Ballottaggi, travaso di voti Centrodestra-M5S. "Due elettori su tre contro Renzi"

Noto (IPR Marketing): Raggi e Appendino? Conta più il marchio M5S

Da sinistra Virginia Raggi e Chiara Appendino (Ansa)

Da sinistra Virginia Raggi e Chiara Appendino (Ansa)

Roma, 21 giugno 2016 - Provate a dire a un grillino di allearsi con un forzista o un leghista: vi insulterà. Ma basta analizzare i flussi elettorali tra il primo e il secondo turno delle Comunali per rendersi conto che quest’‘asse’ tra stellati e centrodestra c’è eccome. Antonio Noto, direttore di IPR Marketing, conferma: «Se in Parlamento un’alleanza del genere sarebbe una missione impossibile, a livello di elettorato c’è un collante anti-Renzi che unisce 5 Stelle e centrodestra».

Due esempi: Roma e Torino.

«Al ballottaggio c’è stato un travaso di voti eclatante. Nella Capitale gli elettori leghisti e azzurri si sono spostati in massa verso Virginia Raggi e lo stesso si può dire a Torino con Chiara Appendino».

A Milano e Bologna, invece?

«Come tendenza generale gli elettori stellati preferiscono scegliere il candidato di centrodestra rispetto a quello di centrosinistra. Ma i flussi elettorali mostrano che il travaso è più evidente dal centrodestra ai grillini che non viceversa».

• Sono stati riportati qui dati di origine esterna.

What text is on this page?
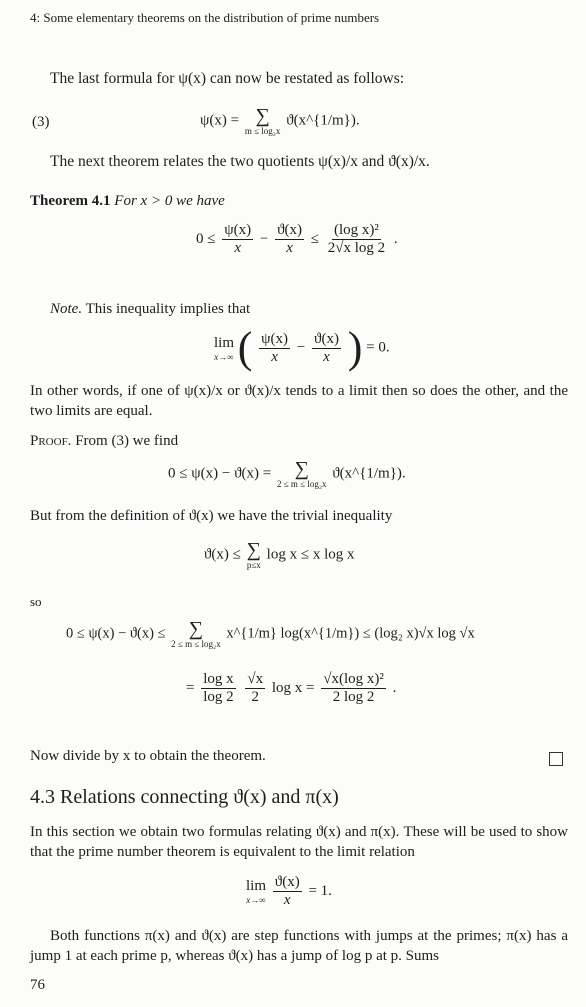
4: Some elementary theorems on the distribution of prime numbers
The last formula for ψ(x) can now be restated as follows:
(3)	ψ(x) = ∑
m ≤ log₂x
ϑ(x^{1/m}).
The next theorem relates the two quotients ψ(x)/x and ϑ(x)/x.
Theorem 4.1 For x > 0 we have
$0 \le \frac{\psi(x)}{x} - \frac{ϑ(x)}{x} \le \frac{\text{(log x)²}}{\text{2√x log 2}}$ .
Note. This inequality implies that
lim
x→∞ ( $\frac{\psi(x)}{x} - \frac{ϑ(x)}{x}$ ) = 0.
In other words, if one of ψ(x)/x or ϑ(x)/x tends to a limit then so does the other, and the two limits are equal.
Proof. From (3) we find
0 ≤ ψ(x) − ϑ(x) = ∑
2 ≤ m ≤ log₂x
ϑ(x^{1/m}).
But from the definition of ϑ(x) we have the trivial inequality
ϑ(x) ≤ ∑
p≤x
log x ≤ x log x
so
0 ≤ ψ(x) − ϑ(x) ≤ ∑
2 ≤ m ≤ log₂x
x^{1/m} log(x^{1/m}) ≤ (log₂ x)√x log √x
= $\frac{\text{log x}}{\log 2}$
$\frac{√x}{2}$ $\log x = \frac{\text{√x(log x)²}}{2 \log 2}$ .
Now divide by x to obtain the theorem.
4.3 Relations connecting ϑ(x) and π(x)
In this section we obtain two formulas relating ϑ(x) and π(x). These will be used to show that the prime number theorem is equivalent to the limit relation
lim
x→∞
$\frac{ϑ(x)}{x} = 1$.
Both functions π(x) and ϑ(x) are step functions with jumps at the primes; π(x) has a jump 1 at each prime p, whereas ϑ(x) has a jump of log p at p. Sums
76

Ciò potrebbe avere un riflesso sul referendum di ottobre?

«Eccome. Renzi, visti i risultati delle amministrative, qualche problema potrebbe averlo».

Il fronte del No potrebbe vincere?

«Diciamo che un conto è avere un’opposizione, un altro averne una divisa in due parti. Unendo centrodestra e Movimento 5 Stelle il fronte anti-premier potrebbe arrivare al 50, 60 o anche al 66 per cento».

Il premier, quindi, deve preparare le valigie?

«Un attimo. Il Pd, secondo gli ultimi sondaggi sulle intenzioni di voto, si attesta attorno al 30-32 per cento, cioè un terzo degli elettori. Due su tre, invece, sono anti-Renzi. Ma questi ultimi sono più disuniti rispetto al fronte del Sì. Morale: si giocherà molto anche sul tipo di campagna per il referendum che i contendenti metteranno in campo».

Anche nel ballottaggio con l’Italicum il Pd se sfidasse il Movimento 5 Stelle rischierebbe grosso.

«Quando si parla di grandi città il dato locale può essere un anticipo di ciò che accadrà a livello nazionale. La sconfitta a Roma – che è la capitale d’Italia – e Torino – che è l’ex capitale d’Italia – a livello simbolico è pesante per i dem».

Facciamo una simulazione nazionale.

«Il Pd, secondo gli ultimi sondaggi, è al 30%, il Movimento 5 Stelle al 27%; il centrodestra (Forza Italia, Lega e Fratelli d’Italia) al 24-27%. Qual è il vantaggio degli stellati? La capacità, appunto, di aggregare i voti degli altri partiti. Perciò è verosimile pensare che, se accade come a Roma o Torino, l’opposizione al Pd possa arrivare al 60%».

Come fa il M5S ad aggregare consensi trasversali?

«La sua forza è il marchio. E, infatti, anche senza il suo leader, Beppe Grillo, riesce ad attrarre voti. È un po’ com’erano il Pci e la Dc: cambiavano i leader, ma il marchio restava forte».

Il marchio Pd non ‘tira’ più?

«Non come i 5 Stelle perché si sta legando troppo al leader e al suo andamento. E la fiducia in Renzi è calata dal 48 al 33 per cento».

Quindi la scelta di due candidate forti come la Raggi e l’Appendino non c’entra con i recenti successi?

«Chi vota M5S non lo sceglie per chissà quale progetto politico, ma per ciò che rappresenta: la possibilità di resettare il sistema».

Qual è l’identikit dell’elettore M5S?

«Non ha più un target particolare: attrae giovani, studenti, ma anche, penso a Torino, pensionati e ceto proletario. Ormai è un partito popolare».

Anche qui ormai ha sostituito il Pd.

«Ormai i cosiddetti poveri votano la destra estrema; ai democratici resta il ceto medio».